Statt sich Schlafabteile mit Fremden teilen zu müssen, setzt Nox vollständig auf private Schlafkabinen und möchte damit viel Privatsphäre bieten. Gleichzeitig wollen die Gründer mit ihrem Design mehr Passagier:innen befördern können als herkömmliche Nachtzuganbieter. Das sollen drei Raumkategorien ermöglichen: Single Loft Rooms, Double Loft Rooms und Double Vista Rooms.

Die Betten im Double Loft Room
Das Doppelbett im Double Loft Room sieht komfortabel aus. (© Nox)

Single- und Double Loft Rooms sind mit Hochbetten sowie davon getrennten Sitzbereichen mit Tisch ausgestattet. Die Betten in den beiden Loft Rooms sind Einzelbetten beziehungsweise Doppelbetten und vertikal zur Fahrtrichtung konstruiert. Alle Betten sind zwei Meter lang.

Die Double Vista Rooms bieten ein Bett mit ebenerdigem Einstieg und ein zweites Bett darüber. Die Betten sind parallel zur Fahrtrichtung angebracht und bieten einen Fensterausblick, das untere Bett lässt sich zu zwei Sitzen mit großem Tisch umklappen. In allen Schlafkabinen soll genug Stauraum fürs Gepäck vorhanden sein.

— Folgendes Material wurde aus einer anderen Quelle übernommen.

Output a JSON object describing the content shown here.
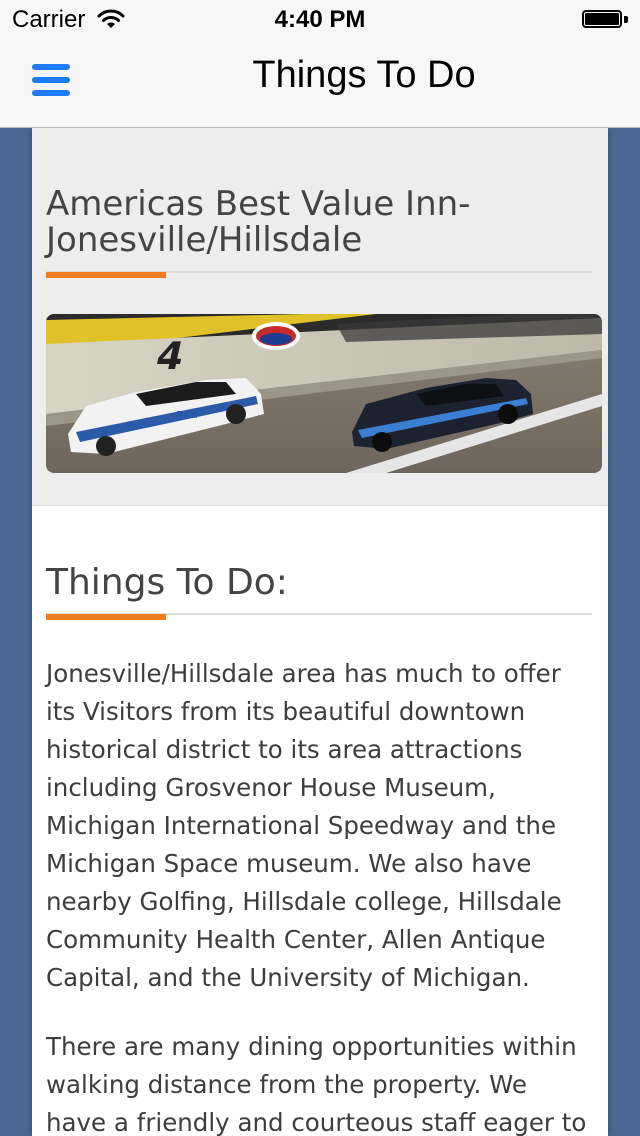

Private Schlafkabine im Nachtzug bei Nox
Auch wer alleine reist, schläft im Nachtzug von Nox in einer privaten Schlafkabine. (© Nox)

Nox entwickelt auch rollstuhlfähige Nachtzüge. Rollstuhlfahrende sollen extra große Single- und Double Rooms buchen können, in direkter Nähe zu großen rollstuhlfreundlichen Toiletten.

Wie viel kosten die Nachtzugtickets?

Die Single Rooms kosten der Unternehmenswebsite zufolge ab 79 Euro pro Fahrt; die Double Rooms ab 149 Euro bzw. ab 75 Euro pro Person bei zwei Personen. Die Preise sind dynamisch gestaltet, das heißt, sie können – wie auch bei Flug- und anderen Bahnbuchungen – je nach Nachfrage variieren.

Zum Vergleich: Laut einer aktuellen Auswertung des Deutschen Zentrums für Luft- und Raumfahrt (DLR) betrug der durchschnittliche Preis für einen Flug der Billigairline Ryanair im vergangenen Frühjahr 80 Euro. Zwar handelt es sich hier um den Durchschnitt, während die Nox-Preise erst bei 79 Euro starten, allerdings müssen beim Flug noch zusätzliche Gepäckkosten mitberücksichtigt werden. So kostet ein zusätzliches Gepäckstück bei Ryanair je nach Gewicht, Route und Reisedaten 12 bis 60 Euro.

DIe Double Vista Rooms bieten in den Nachtzügen von Nox den meisten Platz und Komfort.
Die Double Vista Rooms bieten in den Nachtzügen von Nox den meisten Platz und Komfort.

In allen Nox-Zügen soll man zudem Getränke und Snacks kaufen können. Auch die Fahrradmitnahme soll möglich sein: Das Fahrradticket kann man direkt beim Buchungsprozess hinzufügen.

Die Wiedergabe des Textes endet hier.